Maxim Gorky statue, Moscow metro


It’s pretty much impossible to avoid Maxim Gorky (1868-1936) in Moscow. In the Soviet years he was one of the great warhorses on whose backs the Soviets loaded literature, theater and culture in general. Streets, theaters, parks, film studios, you name it – they were all named after Gorky at one time. That’s come down in recent decades. (Will it go back up? We’ll have to wait and see about that. I certainly hope not.) This modest statue stands between the Chekhovskaya and (now) Tverskaya stops on the Moscow metro. It’s here because Tverskaya Street for many decades was called Gorky Street, hence, what for decades was called the Gorkovskaya metro stop is now called Tverskaya. If you think that’s confusing, that’s just one little metro stop and a street. Imagine what it’s been like for folks here to deal with all the other changes that have come with the taxing process of  historical evolution. But let me get back to the topic at hand: Maxim Gorky. Or, to be more precise, this statue of him underground.

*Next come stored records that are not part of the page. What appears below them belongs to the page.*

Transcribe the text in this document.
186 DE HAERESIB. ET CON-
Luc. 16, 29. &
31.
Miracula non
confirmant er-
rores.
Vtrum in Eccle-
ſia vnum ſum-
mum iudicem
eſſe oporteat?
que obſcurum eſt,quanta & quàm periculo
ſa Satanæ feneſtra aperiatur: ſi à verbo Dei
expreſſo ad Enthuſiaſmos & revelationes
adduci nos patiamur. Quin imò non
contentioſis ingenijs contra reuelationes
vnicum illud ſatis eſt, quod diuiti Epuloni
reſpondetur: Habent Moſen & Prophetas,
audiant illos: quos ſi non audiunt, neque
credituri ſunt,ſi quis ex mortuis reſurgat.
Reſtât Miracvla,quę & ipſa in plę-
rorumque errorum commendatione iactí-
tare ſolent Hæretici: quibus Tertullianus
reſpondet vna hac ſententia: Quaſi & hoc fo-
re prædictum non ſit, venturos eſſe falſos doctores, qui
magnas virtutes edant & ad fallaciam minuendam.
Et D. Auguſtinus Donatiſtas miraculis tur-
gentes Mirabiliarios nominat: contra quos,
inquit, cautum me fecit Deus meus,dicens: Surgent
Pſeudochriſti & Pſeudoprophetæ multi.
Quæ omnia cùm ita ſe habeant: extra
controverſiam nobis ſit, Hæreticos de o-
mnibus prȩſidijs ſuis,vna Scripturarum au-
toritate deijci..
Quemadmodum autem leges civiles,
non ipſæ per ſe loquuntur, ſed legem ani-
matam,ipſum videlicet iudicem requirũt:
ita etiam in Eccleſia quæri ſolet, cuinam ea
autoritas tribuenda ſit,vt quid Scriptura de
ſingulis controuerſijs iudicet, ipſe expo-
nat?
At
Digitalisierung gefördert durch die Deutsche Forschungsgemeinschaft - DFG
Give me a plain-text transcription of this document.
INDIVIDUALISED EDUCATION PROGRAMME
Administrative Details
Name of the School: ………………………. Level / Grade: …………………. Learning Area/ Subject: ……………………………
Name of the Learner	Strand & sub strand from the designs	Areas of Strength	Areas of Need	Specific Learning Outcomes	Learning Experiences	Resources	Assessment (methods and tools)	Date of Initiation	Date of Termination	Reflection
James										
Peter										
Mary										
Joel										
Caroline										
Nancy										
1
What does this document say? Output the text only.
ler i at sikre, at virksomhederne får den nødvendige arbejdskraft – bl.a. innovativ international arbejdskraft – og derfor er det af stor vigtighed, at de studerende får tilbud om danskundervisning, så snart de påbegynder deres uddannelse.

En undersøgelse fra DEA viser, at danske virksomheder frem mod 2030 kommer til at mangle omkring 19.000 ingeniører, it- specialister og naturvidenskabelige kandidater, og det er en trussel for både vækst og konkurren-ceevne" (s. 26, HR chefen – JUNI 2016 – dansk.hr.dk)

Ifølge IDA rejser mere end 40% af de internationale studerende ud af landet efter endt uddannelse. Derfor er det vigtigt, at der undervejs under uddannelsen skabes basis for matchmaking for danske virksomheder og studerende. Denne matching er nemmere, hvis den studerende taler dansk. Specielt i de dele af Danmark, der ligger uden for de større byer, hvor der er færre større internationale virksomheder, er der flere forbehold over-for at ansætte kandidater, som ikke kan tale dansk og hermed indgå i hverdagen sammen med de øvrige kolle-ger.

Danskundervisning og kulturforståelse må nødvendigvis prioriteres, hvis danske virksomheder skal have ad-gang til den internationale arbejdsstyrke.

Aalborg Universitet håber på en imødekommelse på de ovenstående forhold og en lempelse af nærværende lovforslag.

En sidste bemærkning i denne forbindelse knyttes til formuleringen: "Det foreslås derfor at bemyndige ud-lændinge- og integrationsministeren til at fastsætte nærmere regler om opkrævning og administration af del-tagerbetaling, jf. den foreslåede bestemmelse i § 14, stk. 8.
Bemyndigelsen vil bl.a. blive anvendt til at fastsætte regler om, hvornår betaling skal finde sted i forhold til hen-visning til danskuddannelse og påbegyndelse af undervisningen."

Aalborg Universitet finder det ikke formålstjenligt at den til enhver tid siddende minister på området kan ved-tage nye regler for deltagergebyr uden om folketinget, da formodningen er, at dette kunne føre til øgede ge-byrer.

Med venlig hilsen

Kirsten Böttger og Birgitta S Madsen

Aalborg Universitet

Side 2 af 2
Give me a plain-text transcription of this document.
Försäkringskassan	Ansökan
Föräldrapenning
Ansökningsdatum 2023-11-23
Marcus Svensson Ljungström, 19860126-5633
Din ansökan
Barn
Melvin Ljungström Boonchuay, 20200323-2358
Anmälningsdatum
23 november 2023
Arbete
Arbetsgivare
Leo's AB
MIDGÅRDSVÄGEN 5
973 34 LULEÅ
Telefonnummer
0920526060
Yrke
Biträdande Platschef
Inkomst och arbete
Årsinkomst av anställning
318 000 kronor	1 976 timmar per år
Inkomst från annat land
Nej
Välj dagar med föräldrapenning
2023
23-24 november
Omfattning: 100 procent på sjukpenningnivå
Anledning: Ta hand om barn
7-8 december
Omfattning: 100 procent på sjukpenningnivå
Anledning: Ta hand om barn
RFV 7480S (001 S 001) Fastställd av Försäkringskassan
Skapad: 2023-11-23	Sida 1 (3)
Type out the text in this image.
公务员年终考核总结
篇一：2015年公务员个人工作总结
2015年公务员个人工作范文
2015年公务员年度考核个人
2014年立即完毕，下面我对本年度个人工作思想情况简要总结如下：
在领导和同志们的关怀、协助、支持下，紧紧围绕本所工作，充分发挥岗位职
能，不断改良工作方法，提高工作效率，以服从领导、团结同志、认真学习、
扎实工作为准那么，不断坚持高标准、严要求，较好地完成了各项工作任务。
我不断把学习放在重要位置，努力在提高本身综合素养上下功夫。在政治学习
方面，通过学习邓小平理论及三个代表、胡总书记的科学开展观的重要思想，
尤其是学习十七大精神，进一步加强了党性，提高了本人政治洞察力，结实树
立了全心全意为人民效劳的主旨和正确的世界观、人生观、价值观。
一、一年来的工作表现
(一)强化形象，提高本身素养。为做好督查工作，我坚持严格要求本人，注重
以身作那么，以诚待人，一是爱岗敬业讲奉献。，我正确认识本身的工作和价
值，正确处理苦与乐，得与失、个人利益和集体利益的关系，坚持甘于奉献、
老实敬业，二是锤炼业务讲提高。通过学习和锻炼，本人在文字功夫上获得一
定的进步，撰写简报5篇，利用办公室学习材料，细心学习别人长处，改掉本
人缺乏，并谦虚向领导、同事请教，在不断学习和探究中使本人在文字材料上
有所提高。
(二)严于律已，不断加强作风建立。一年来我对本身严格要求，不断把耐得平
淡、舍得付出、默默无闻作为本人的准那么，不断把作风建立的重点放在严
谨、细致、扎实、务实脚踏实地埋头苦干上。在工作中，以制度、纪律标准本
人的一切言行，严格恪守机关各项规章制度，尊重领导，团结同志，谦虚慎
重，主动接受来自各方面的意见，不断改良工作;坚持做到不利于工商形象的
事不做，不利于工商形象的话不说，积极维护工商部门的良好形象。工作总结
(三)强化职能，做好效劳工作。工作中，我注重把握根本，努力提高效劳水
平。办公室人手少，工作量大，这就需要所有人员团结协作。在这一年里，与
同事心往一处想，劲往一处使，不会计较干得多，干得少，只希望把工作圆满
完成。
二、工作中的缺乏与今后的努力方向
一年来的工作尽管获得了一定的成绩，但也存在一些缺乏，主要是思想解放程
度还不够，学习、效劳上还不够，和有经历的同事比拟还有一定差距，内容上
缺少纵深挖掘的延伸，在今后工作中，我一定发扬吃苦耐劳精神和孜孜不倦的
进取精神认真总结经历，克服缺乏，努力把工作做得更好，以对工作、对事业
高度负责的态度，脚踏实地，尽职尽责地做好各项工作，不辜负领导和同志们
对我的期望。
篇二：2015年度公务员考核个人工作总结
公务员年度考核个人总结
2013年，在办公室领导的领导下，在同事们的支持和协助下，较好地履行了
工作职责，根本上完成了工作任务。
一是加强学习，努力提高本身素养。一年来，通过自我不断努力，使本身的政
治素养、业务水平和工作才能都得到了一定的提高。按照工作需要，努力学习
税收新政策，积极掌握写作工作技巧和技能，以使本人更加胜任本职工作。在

While I stood and photographed this statue for ten minutes, maybe more, nobody looked at it of their own volition as they passed by. A few looked at me and a very few looked in the direction of where my camera was pointed, and, thus, I presume their sight randomly happened to settle briefly on the statue. But this is a weird thing about art in metros. You wonder if it doesn’t inure people to culture as much as sensitize them to it. Poor guy – if he survived being read (and probably hated) by kids in school, now he’s ignored for being that thing in between two of Moscow’s busiest metro stops. I’ll be honest, I almost forgot he was here myself. I was taking pictures of Chekhov mosaics on the Chekhovskaya stop and I was preparing to go photograph the bust of Pushkin on the way to the Pushkinskaya stop (I wrote about that in May), when I thought I’d just check to see if there was anything to shoot at the Tverskaya stop. Now, I’ve only transferred between these two stops a million times in my life. And when I saw Gorky’s head looming ahead of me as I rode the elevator up from the Chekhovskaya stop, I suddenly remembered his presence here. Still, he was less than an afterthought in my mind. Consequently, I made an effort to stop and look inside the version of Gorky that this sculptor (unknown to me) provides.
I like his youth here, he’s not yet encrusted with all the paradoxes and nasty stuff that accrued to him after he returned to the Soviet Union from self-imposed exile in 1932 at the personal invitation of Joseph Stalin. (You can guess that wasn’t the best of his life decisions.) Young as he may be though, that big head of hair has been blown by life.  The lines in the face are hard already – perhaps an anticipation of what was to come.  He looks late-twenty-something to me, maybe maybe early-thirty-something. But probably not, and he’s probably not yet a writer. Look at the books he holds in his hands – I wager those aren’t his; he’s still a reader here. The body, scrawny and gangly and exaggerated for the sake of style, is that of a student, a learner, somebody just starting out on a journey. There’s something in that I find attractive. In fact, if I’m going to like a Gorky statue – although I’m not sure that’s going to happen – it would probably be something like this one.